I like Zoom classrooms because they allowed me to get in the newspaper.
I appreciate you trying to see the positives of zoom classes but I strongly disagree with you. Students are struggling more mentally now because they don’t have places to go.Even though students don’t have to see their bully’s in person doesn’t mean they aren’t hurt by what they say or do online. Online classes are exhausting physically, emotionally and mentally. Staring at screens all day for school and then for 4+ hours to do homework is going to have severe consequences on students in the future. I personally have noticed I get headaches every day and my eye sight has gotten so much worse since last year. I know some kids are getting less homework but most are getting class work and then additional homework that takes forever to complete. Most students are getting a ton of busy work right now because some teachers don’t know how to teach through zoom. I have also noticed that there have been many complications such as mics not working, cameras not working, internet lagging, etc… I also personally fear that the teachers and some students are getting way to comfortable with this and we aren’t going to get back to normal ever. I know that younger kids are going to struggle as well because they are doing everything through the computer so they don’t have the chance to practice skills such as writing. It is also hard to do school at home if you have siblings. Siblings can be distracting and focusing on just your class is hard.As a senior Im struggling because I really want my last spirit week, homecoming, band season and track season, as well as prom. Class of 2021 hasn’t even had a prom yet and we might not get one.
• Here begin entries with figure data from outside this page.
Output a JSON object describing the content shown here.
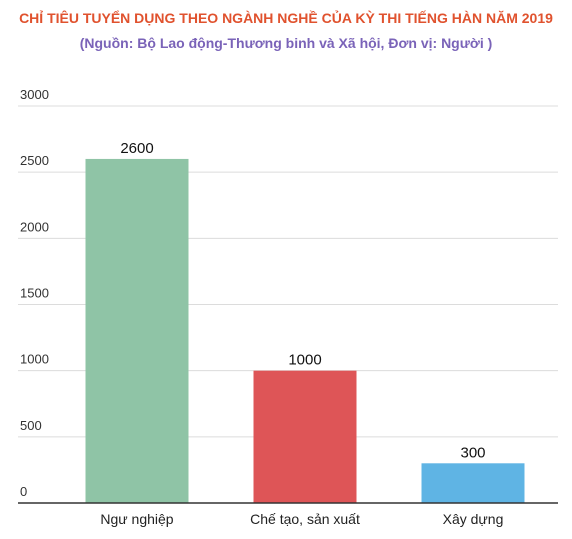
{
  "chart_data": {
    "type": "bar",
    "title": "CHỈ TIÊU TUYỂN DỤNG THEO NGÀNH NGHỀ CỦA KỲ THI TIẾNG HÀN NĂM 2019",
    "subtitle": "(Nguồn: Bộ Lao động-Thương binh và Xã hội, Đơn vị: Người )",
    "categories": [
      "Ngư nghiệp",
      "Chế tạo, sản xuất",
      "Xây dựng"
    ],
    "values": [
      2600,
      1000,
      300
    ],
    "data_labels": [
      "2600",
      "1000",
      "300"
    ],
    "colors": [
      "#8fc4a6",
      "#de5557",
      "#5fb4e4"
    ],
    "y_ticks": [
      "0",
      "500",
      "1000",
      "1500",
      "2000",
      "2500",
      "3000"
    ],
    "ylim": [
      0,
      3000
    ],
    "grid": true,
    "legend": "none",
    "title_color": "#e0522e",
    "subtitle_color": "#7a63b8"
  }
}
This is a great article, but as some others have said, the cons outweigh the pros by a landslide. Having to stare at a screen for long periods of time is not good for anyone’s eyes. And even though we have 20-minute breaks between classes, a lot of that is spent trying to get some of your work done so you can enjoy your free time after school. Not to mention the sitting and lack of physical activity students are getting. Even with P.E. or little breaks here and there, I know for me, getting up and playing outside or something does NOT seem appealing. Online school is exhausting, when I’m done with school, I get up and do nothing and then go to bed. This has also caused a whole bunch of unnecessary stress. Teachers are all assigning lots of homework or big assignments too fast. The first two weeks of school were supposed to be the “adjustment weeks. For me at least, those first two weeks were ice breakers. So when we finally jumped into assignments, I was extremely unprepared for the amount of work I had to handle. I just wish they would allow in-person school to go back, at least in a hybrid form. This is so hard and makes things just so much more stressful and difficult.
Sandra Thanos, thanks for spelling my name correctly in the article and actually including the stuff from our interview (haha take that Surabhi). But actually though this is a really good article, so good job!